John S. McLennan Jr. spent all his childhood summers at the Tytus estate, and acquired the property in 1937, following the death of his mother. He later moved into the farmhouse at the bottom of the hill, and renovated the nearby barn into a music studio. McLennan was an accomplished composer of contemporary classical music, including chamber and orchestral music and pieces for piano and organ. (In 1985 he won an American Academy of Arts and Letters music award.) He designed the elegant gardens as a parallel creative effort to his musical work,. In 1977 John began donating sections of the Ashintully estate to The Trustees of Reservations, although, he continued to live at the estate for the rest of his life.

Shortly before his death, in 1996, John and his wife Katharine donated additional land to the Trustees. The land, including the Marble Palace ruins, the farmhouse, and Ashintully Gardens, was donated with a reserved life estate for Katharine McLennan. Initially, 18 acre were reserved for Katharine; she donated 12 acre to the Trustees in 2003, retaining 6 acre with garden access, upon which her cottage resides.

After her death in 2017, the title for the remaining land was turned over to the Trustees.

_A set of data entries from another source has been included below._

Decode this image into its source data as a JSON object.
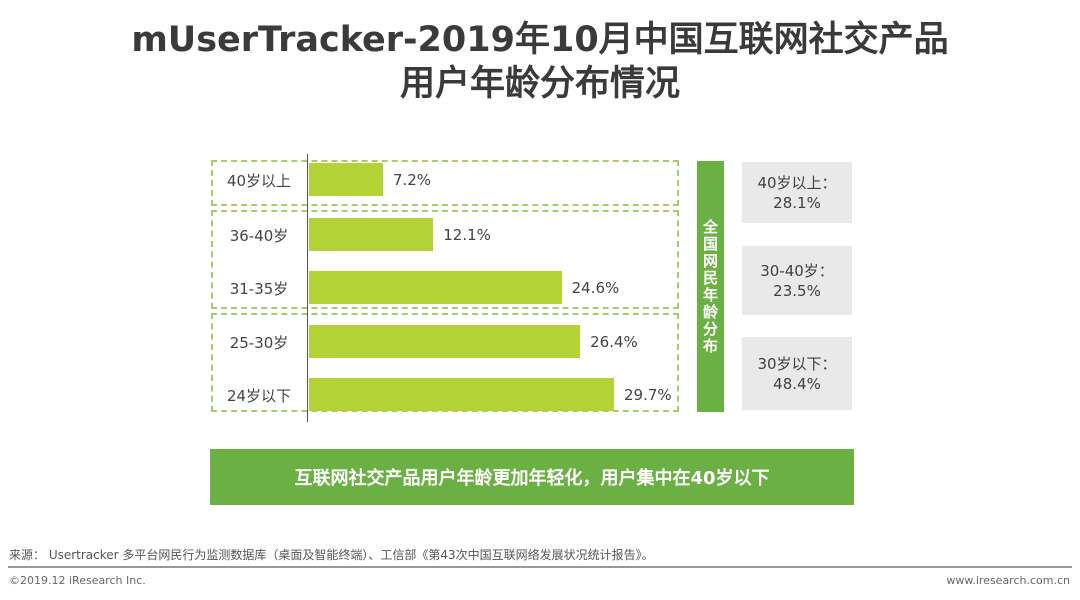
{
  "title": {
    "line1": "mUserTracker-2019年10月中国互联网社交产品",
    "line2": "用户年龄分布情况"
  },
  "chart_data": {
    "type": "bar",
    "orientation": "horizontal",
    "title": "mUserTracker-2019年10月中国互联网社交产品用户年龄分布情况",
    "categories": [
      "40岁以上",
      "36-40岁",
      "31-35岁",
      "25-30岁",
      "24岁以下"
    ],
    "values": [
      7.2,
      12.1,
      24.6,
      26.4,
      29.7
    ],
    "value_labels": [
      "7.2%",
      "12.1%",
      "24.6%",
      "26.4%",
      "29.7%"
    ],
    "unit": "%",
    "xlim": [
      0,
      29.7
    ],
    "grid": false,
    "groups": [
      {
        "members": [
          "40岁以上"
        ]
      },
      {
        "members": [
          "36-40岁",
          "31-35岁"
        ]
      },
      {
        "members": [
          "25-30岁",
          "24岁以下"
        ]
      }
    ],
    "bar_color": "#b2d235"
  },
  "national": {
    "label": "全国网民年龄分布",
    "items": [
      {
        "label": "40岁以上：",
        "value": "28.1%"
      },
      {
        "label": "30-40岁：",
        "value": "23.5%"
      },
      {
        "label": "30岁以下：",
        "value": "48.4%"
      }
    ]
  },
  "conclusion": "互联网社交产品用户年龄更加年轻化，用户集中在40岁以下",
  "footer": {
    "source": "来源： Usertracker 多平台网民行为监测数据库（桌面及智能终端）、工信部《第43次中国互联网络发展状况统计报告》。",
    "copyright": "©2019.12 iResearch Inc.",
    "website": "www.iresearch.com.cn"
  },
  "colors": {
    "accent_green": "#6ab043",
    "bar_green": "#b2d235",
    "dash_green": "#a9cc6a",
    "gray_box": "#e9e9e9"
  }
}
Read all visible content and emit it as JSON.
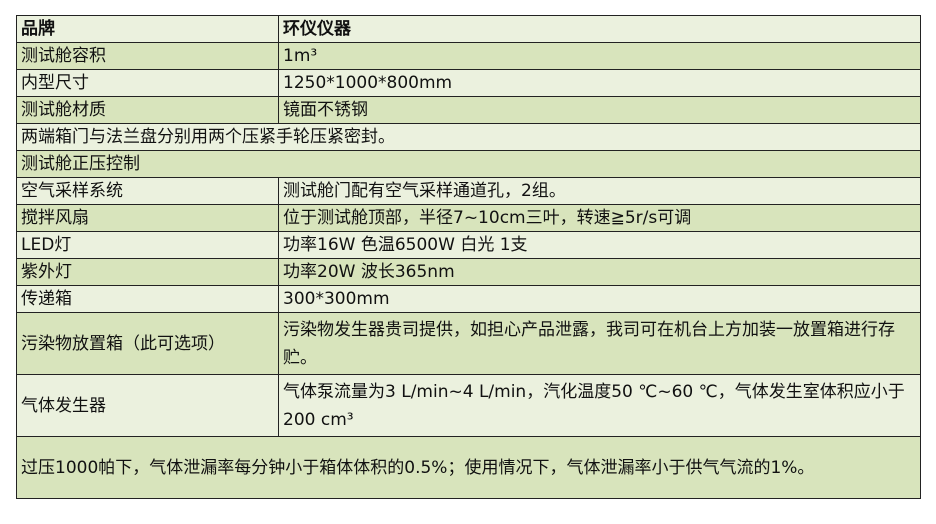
{
  "colors": {
    "row_light": "#ebf1de",
    "row_green": "#d8e4bc"
  },
  "rows": [
    {
      "key": "品牌",
      "value": "环仪仪器"
    },
    {
      "key": "测试舱容积",
      "value": "1m³"
    },
    {
      "key": "内型尺寸",
      "value": "1250*1000*800mm"
    },
    {
      "key": "测试舱材质",
      "value": "镜面不锈钢"
    },
    {
      "full": "两端箱门与法兰盘分别用两个压紧手轮压紧密封。"
    },
    {
      "full": "测试舱正压控制"
    },
    {
      "key": "空气采样系统",
      "value": "测试舱门配有空气采样通道孔，2组。"
    },
    {
      "key": "搅拌风扇",
      "value": "位于测试舱顶部，半径7~10cm三叶，转速≧5r/s可调"
    },
    {
      "key": "LED灯",
      "value": "功率16W 色温6500W  白光  1支"
    },
    {
      "key": "紫外灯",
      "value": "功率20W 波长365nm"
    },
    {
      "key": "传递箱",
      "value": "300*300mm"
    },
    {
      "key": "污染物放置箱（此可选项）",
      "value": "污染物发生器贵司提供，如担心产品泄露，我司可在机台上方加装一放置箱进行存贮。"
    },
    {
      "key": "气体发生器",
      "value": "气体泵流量为3 L/min~4 L/min，汽化温度50 ℃~60 ℃，气体发生室体积应小于200 cm³"
    },
    {
      "full": "过压1000帕下，气体泄漏率每分钟小于箱体体积的0.5%；使用情况下，气体泄漏率小于供气气流的1%。"
    }
  ]
}
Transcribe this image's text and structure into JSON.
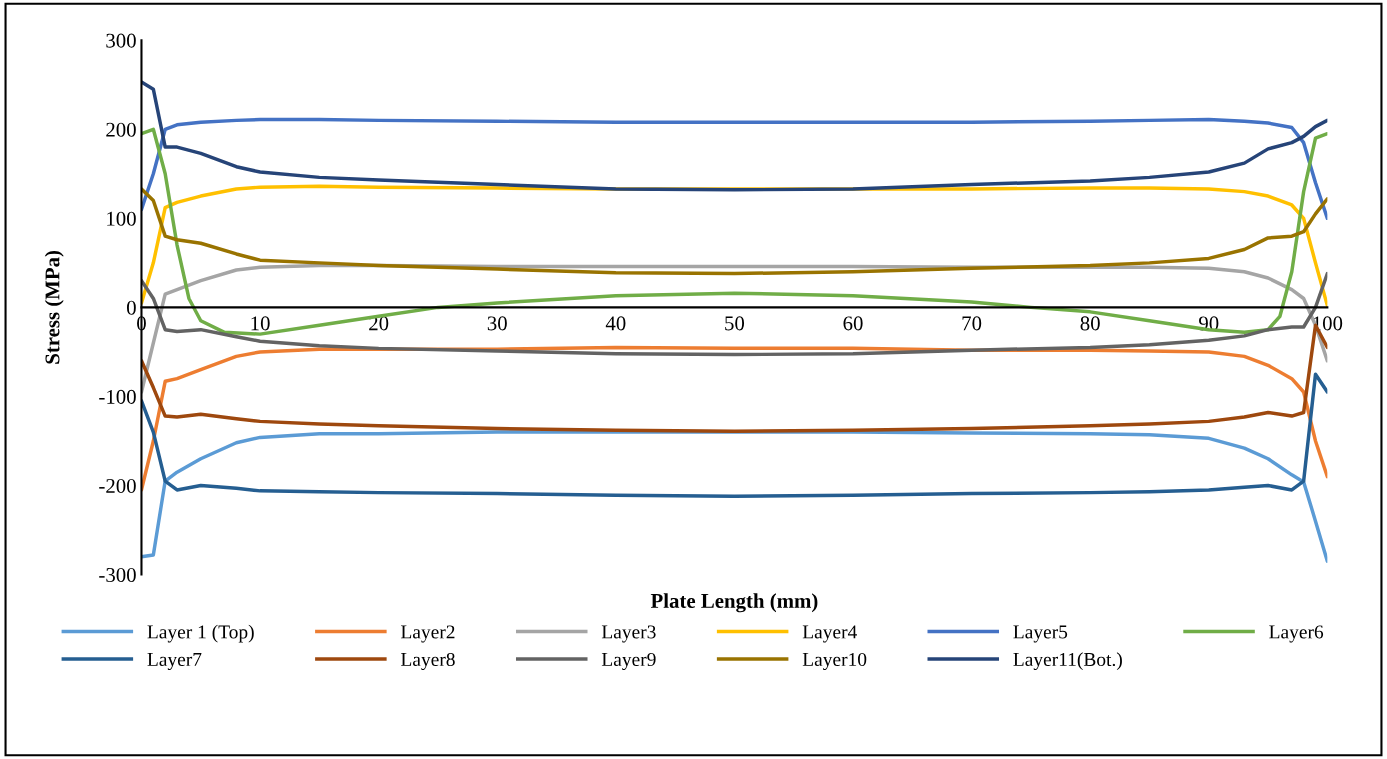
{
  "chart_data": {
    "type": "line",
    "xlabel": "Plate Length (mm)",
    "ylabel": "Stress (MPa)",
    "x": [
      0,
      1,
      2,
      3,
      5,
      8,
      10,
      15,
      20,
      30,
      40,
      50,
      60,
      70,
      80,
      85,
      90,
      93,
      95,
      97,
      98,
      99,
      100
    ],
    "xlim": [
      0,
      100
    ],
    "xticks": [
      0,
      10,
      20,
      30,
      40,
      50,
      60,
      70,
      80,
      90,
      100
    ],
    "ylim": [
      -300,
      300
    ],
    "yticks": [
      -300,
      -200,
      -100,
      0,
      100,
      200,
      300
    ],
    "grid": false,
    "legend": "bottom",
    "marker": "none",
    "line_style": "solid",
    "series": [
      {
        "name": "Layer 1 (Top)",
        "color": "#5b9bd5",
        "values": [
          -280,
          -278,
          -195,
          -185,
          -170,
          -152,
          -146,
          -142,
          -142,
          -140,
          -140,
          -140,
          -140,
          -141,
          -142,
          -143,
          -147,
          -158,
          -170,
          -188,
          -196,
          -240,
          -285
        ]
      },
      {
        "name": "Layer2",
        "color": "#ed7d31",
        "values": [
          -205,
          -150,
          -83,
          -80,
          -70,
          -55,
          -50,
          -47,
          -47,
          -47,
          -45,
          -46,
          -46,
          -48,
          -48,
          -49,
          -50,
          -55,
          -65,
          -80,
          -95,
          -150,
          -190
        ]
      },
      {
        "name": "Layer3",
        "color": "#a5a5a5",
        "values": [
          -95,
          -40,
          15,
          20,
          30,
          42,
          45,
          47,
          47,
          46,
          46,
          46,
          46,
          45,
          45,
          45,
          44,
          40,
          33,
          20,
          10,
          -20,
          -60
        ]
      },
      {
        "name": "Layer4",
        "color": "#ffc000",
        "values": [
          5,
          50,
          112,
          118,
          125,
          133,
          135,
          136,
          135,
          134,
          133,
          133,
          133,
          133,
          134,
          134,
          133,
          130,
          125,
          115,
          100,
          50,
          2
        ]
      },
      {
        "name": "Layer5",
        "color": "#4472c4",
        "values": [
          110,
          150,
          200,
          205,
          208,
          210,
          211,
          211,
          210,
          209,
          208,
          208,
          208,
          208,
          209,
          210,
          211,
          209,
          207,
          202,
          185,
          140,
          100
        ]
      },
      {
        "name": "Layer6",
        "color": "#70ad47",
        "x": [
          0,
          1,
          2,
          3,
          4,
          5,
          7,
          10,
          15,
          20,
          25,
          30,
          40,
          50,
          60,
          70,
          75,
          80,
          85,
          90,
          93,
          95,
          96,
          97,
          98,
          99,
          100
        ],
        "values": [
          195,
          200,
          150,
          70,
          10,
          -15,
          -28,
          -30,
          -20,
          -10,
          0,
          5,
          13,
          16,
          13,
          6,
          0,
          -5,
          -15,
          -25,
          -28,
          -25,
          -10,
          40,
          130,
          190,
          195
        ]
      },
      {
        "name": "Layer7",
        "color": "#255e91",
        "values": [
          -105,
          -140,
          -195,
          -205,
          -200,
          -203,
          -206,
          -207,
          -208,
          -209,
          -211,
          -212,
          -211,
          -209,
          -208,
          -207,
          -205,
          -202,
          -200,
          -205,
          -195,
          -75,
          -95
        ]
      },
      {
        "name": "Layer8",
        "color": "#9e480e",
        "values": [
          -60,
          -90,
          -122,
          -123,
          -120,
          -125,
          -128,
          -131,
          -133,
          -136,
          -138,
          -139,
          -138,
          -136,
          -133,
          -131,
          -128,
          -123,
          -118,
          -122,
          -118,
          -20,
          -45
        ]
      },
      {
        "name": "Layer9",
        "color": "#636363",
        "values": [
          30,
          10,
          -25,
          -27,
          -25,
          -33,
          -38,
          -43,
          -46,
          -49,
          -52,
          -53,
          -52,
          -48,
          -45,
          -42,
          -37,
          -32,
          -25,
          -22,
          -22,
          0,
          38
        ]
      },
      {
        "name": "Layer10",
        "color": "#997300",
        "values": [
          133,
          120,
          80,
          76,
          72,
          60,
          53,
          50,
          47,
          43,
          39,
          38,
          40,
          44,
          47,
          50,
          55,
          65,
          78,
          80,
          85,
          105,
          122
        ]
      },
      {
        "name": "Layer11(Bot.)",
        "color": "#264478",
        "values": [
          253,
          245,
          180,
          180,
          173,
          158,
          152,
          146,
          143,
          138,
          133,
          132,
          133,
          138,
          142,
          146,
          152,
          162,
          178,
          185,
          192,
          203,
          210
        ]
      }
    ]
  }
}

The Gardens and John McLennan's life were profiled in a 2007 episode of the GardenStory series, presented by Community Idea Stations of Virginia, and broadcast nationally on American Public Television.

==McLennan Reservation ==

Adjoining the Ashintully Gardens are parts of the remnants of the vast 1,000 acres (4 km^{2}) assembled by Robb de Peyster Tytus.

John McLennan Jr. in 1977, in addition to his garden donation to the Trustees, donated 446 acres (1.8 km^{2}) of the estate in Otis and Tyringham to establish the McLennan Reservation. The reservation was expanded in 1978, 1991 and 1995 by a total of 148 acres (0.6 km^{2}), bringing the McLennan Reservation to 594 acres (2.4 km^{2}).